La notte prima degli esami è già alle porte. Non si tratta della
temutissima maturità, ma degli altrettanto famigerati esami di
riparazione. Che attendono da lunedì circa 2 mila studenti degli
istituti superiori trevigiani, in queste ore costretti in casa a
studiare anziché godersi gli ultimi scampoli d’estate. Li chiamano
«verifiche di recupero» e per gli studenti del Besta sono addirittura
iniziate in anticipo. Cancellati nel ’95, gli esami di riparazione sono
tornati in auge lo scorso novembre, con il decreto ministeriale di
Giuseppe Fioroni, titolare dell’Istruzione al governo Prodi. E questo
nonostante le proteste studentesche, anche durante i «Vaffa-day» di
Beppe Grillo. Risultato? Il numero dei promossi è crollato già lo scorso
giugno, con gli istituti disposti a rimettersi in gioco con i corsi di
recupero e con gli studenti impegnati a rimanere in classe anche fino
alla prima settimana di luglio. Eppure i debiti, da gennaio, sono
risultati dimezzati in soli quattro mesi. Ma è bastata un’insufficienza
(e i più «somari» ne hanno collezionate addirittura tre) per ritrovarsi
a fronteggiare i temuti esami, praticamente tutti al via lunedì
prossimo. Canova, Mazzotti, Fermi e Luzzatti: all’appello non manca
alcuna scuola. Il ritorno ai «vecchi» esami di riparazione è ben visto
nei professionali e nei licei. Sono 250 i rimandati al Mazzotti, cifra
simile al Canova, mentre al Da Vinci e al Fermi ci si ferma ai 200, poco
meno al Palladio, più o meno come al al
Plank, qualcosa in più (circa 400) al Duca degli Abruzzi. Tutte le
scuole superiori, quindi, si preparano ad avviare le prove riservate a
chi, durante l’anno, ha studiato poco: il 20 per cento degli studenti
torna sui banchi per superare l’ultimo scoglio prima della promozione.

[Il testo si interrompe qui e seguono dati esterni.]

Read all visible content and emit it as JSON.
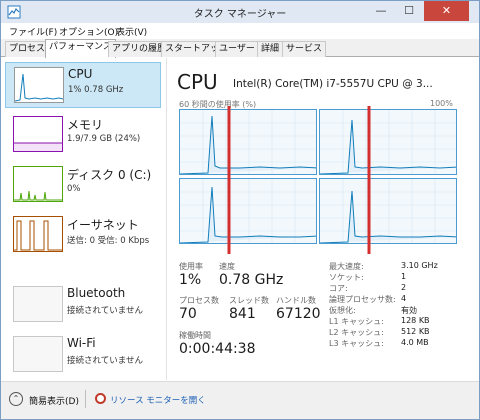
{
  "window": {
    "title": "タスク マネージャー",
    "min_glyph": "—",
    "max_glyph": "☐",
    "close_glyph": "✕"
  },
  "menu": [
    {
      "label": "ファイル(F)"
    },
    {
      "label": "オプション(O)"
    },
    {
      "label": "表示(V)"
    }
  ],
  "tabs": [
    {
      "label": "プロセス",
      "active": false
    },
    {
      "label": "パフォーマンス",
      "active": true
    },
    {
      "label": "アプリの履歴",
      "active": false
    },
    {
      "label": "スタートアップ",
      "active": false
    },
    {
      "label": "ユーザー",
      "active": false
    },
    {
      "label": "詳細",
      "active": false
    },
    {
      "label": "サービス",
      "active": false
    }
  ],
  "sidebar": {
    "items": [
      {
        "title": "CPU",
        "sub": "1% 0.78 GHz",
        "selected": true,
        "color": "#117dbb"
      },
      {
        "title": "メモリ",
        "sub": "1.9/7.9 GB (24%)",
        "selected": false,
        "color": "#8b12ae"
      },
      {
        "title": "ディスク 0 (C:)",
        "sub": "0%",
        "selected": false,
        "color": "#4da60c"
      },
      {
        "title": "イーサネット",
        "sub": "送信: 0 受信: 0 Kbps",
        "selected": false,
        "color": "#a74f01"
      },
      {
        "title": "Bluetooth",
        "sub": "接続されていません",
        "selected": false,
        "color": "#a0a0a0"
      },
      {
        "title": "Wi-Fi",
        "sub": "接続されていません",
        "selected": false,
        "color": "#a0a0a0"
      }
    ]
  },
  "main": {
    "title": "CPU",
    "model": "Intel(R) Core(TM) i7-5557U CPU @ 3...",
    "graph_label": "60 秒間の使用率 (%)",
    "graph_max": "100%",
    "graph_color": "#117dbb",
    "stats": {
      "utilization": {
        "label": "使用率",
        "value": "1%"
      },
      "speed": {
        "label": "速度",
        "value": "0.78 GHz"
      },
      "processes": {
        "label": "プロセス数",
        "value": "70"
      },
      "threads": {
        "label": "スレッド数",
        "value": "841"
      },
      "handles": {
        "label": "ハンドル数",
        "value": "67120"
      },
      "uptime": {
        "label": "稼働時間",
        "value": "0:00:44:38"
      }
    },
    "details": [
      {
        "key": "最大速度:",
        "value": "3.10 GHz"
      },
      {
        "key": "ソケット:",
        "value": "1"
      },
      {
        "key": "コア:",
        "value": "2"
      },
      {
        "key": "論理プロセッサ数:",
        "value": "4"
      },
      {
        "key": "仮想化:",
        "value": "有効"
      },
      {
        "key": "L1 キャッシュ:",
        "value": "128 KB"
      },
      {
        "key": "L2 キャッシュ:",
        "value": "512 KB"
      },
      {
        "key": "L3 キャッシュ:",
        "value": "4.0 MB"
      }
    ]
  },
  "footer": {
    "fewer_details": "簡易表示(D)",
    "resource_monitor": "リソース モニターを開く"
  }
}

Latino o greco, disegno o matematica, ogni istituto superiore si è già
organizzato con comunicazioni preventive alle famiglie e la
pubblicazione sui propri siti internet - ormai tutte le scuole sono
rintracciabili sul web - del calendario delle prove. Scritti e poi
orali, non si sfugge. I tanti studenti «sospesi nel giudizio» hanno già
storto il naso per le vacanze rovinate dall’ impegno extra. Più di un
genitore, invece, non ha nascosto una certa soddisfazione per il ritorno
alle regole di dieci anni fa che costringeranno i figli «a impegnarsi di
più». Le scuole della città cominceranno lunedì a «testare» i rimandati;
soltanto il Besta ha giocato d’anticipo, e per sabato ultimerà tutte le
prove. «Chiuderemo sabato, come previsto a livello governativo», spiega
il presidente Carmelo Ruggeri, che comunque deve verificare
l’apprendimento di 120 ragazzi: gli altri sono già stati bocciati, in
alcune classi la media ha toccato il 30 per cento. Alcuni istituti hanno
organizzato i corsi a giugno, altri hanno protratto le attività a luglio
e ad agosto: la legge, infatti, ha imposto alle scuole di attivare corsi
di recupero per un minimo di 15 ore per tutte le materie. Le verifiche
finali sono obbligatorie prima che si apra il nuovo anno scolastico. Il
tutto al termine di un’estate vissuta con l’angoscia, con corsi di
recupero messi in piedi in fretta e furia e tante ripetizioni a
pagamento: la media per gli insegnanti di professione è di 30 euro
all’ora, con punte non isolate che superano i 50, mentre gli
universitari si accontentano di 12 euro all’ora. Non all’associazione
«Lo Sprifandone», una «oasi felice» della Marca, con ripetizioni
gratuite fornite proprio dagli universitari. Troppo tardi, ormai, per
chi se ne fosse dimenticato: l’ultima campanella sta per suonare.